Illuminating the Invisible

"This is the first time we've been able to look at oligomers directly in human brain tissue at this scale: it's like being able to see stars in broad daylight," said co-first author Dr Rebecca Andrews, who conducted the work when she was a postdoctoral researcher in Lee's lab. "It opens new doors in Parkinson's research."

The researchers examined brain tissue from people with Parkinson's and compared it to samples from healthy individuals of similar age. They found that oligomers were present in both groups, but in those with Parkinson's, the clusters were larger, brighter, and far more numerous. This difference suggests a strong connection between oligomer growth and disease progression.

Clues to the Earliest Signs of Disease

The team also identified a unique subset of oligomers found only in Parkinson's patients, which may represent the earliest detectable signs of the disease -- possibly appearing years before symptoms emerge.

"This method doesn't just give us a snapshot," said Professor Lucien Weiss from Polytechnique Montréal, wo co-led the research. "It offers a whole atlas of protein changes across the brain and similar technologies could be applied to other neurodegenerative diseases like Alzheimer's and Huntington's.

"Oligomers have been the needle in the haystack, but now that we know where those needles are, it could help us target specific cell types in certain regions of the brain."

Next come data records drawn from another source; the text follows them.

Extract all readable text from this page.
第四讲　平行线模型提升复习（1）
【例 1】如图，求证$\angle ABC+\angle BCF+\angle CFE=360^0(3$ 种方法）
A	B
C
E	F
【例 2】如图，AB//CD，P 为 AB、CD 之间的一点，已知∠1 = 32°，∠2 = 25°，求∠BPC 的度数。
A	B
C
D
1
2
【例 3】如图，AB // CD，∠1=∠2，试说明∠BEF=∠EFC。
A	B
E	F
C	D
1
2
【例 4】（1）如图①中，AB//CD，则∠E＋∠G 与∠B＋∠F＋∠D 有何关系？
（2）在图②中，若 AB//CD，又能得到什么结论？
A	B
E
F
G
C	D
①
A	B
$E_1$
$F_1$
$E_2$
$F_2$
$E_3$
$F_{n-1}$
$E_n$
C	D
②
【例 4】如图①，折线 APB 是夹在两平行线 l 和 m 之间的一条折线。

A New Window Into the Human Brain

"The only real way to understand what is happening in human disease is to study the human brain directly, but because of the brain's sheer complexity, this is very challenging," said Professor Sonia Gandhi from The Francis Crick Institute, who co-led the research. "We hope that breaking through this technological barrier will allow us to understand why, where and how protein clusters form and how this changes the brain environment and leads to disease."

This research was made possible with support from Aligning Science Across Parkinson's (ASAP), the Michael J. Fox Foundation, and the Medical Research Council (MRC), part of UK Research and Innovation (UKRI). The team expressed gratitude to the patients, families, and caregivers who donated brain tissue to research, enabling discoveries like this to advance understanding and potential treatment of Parkinson's disease.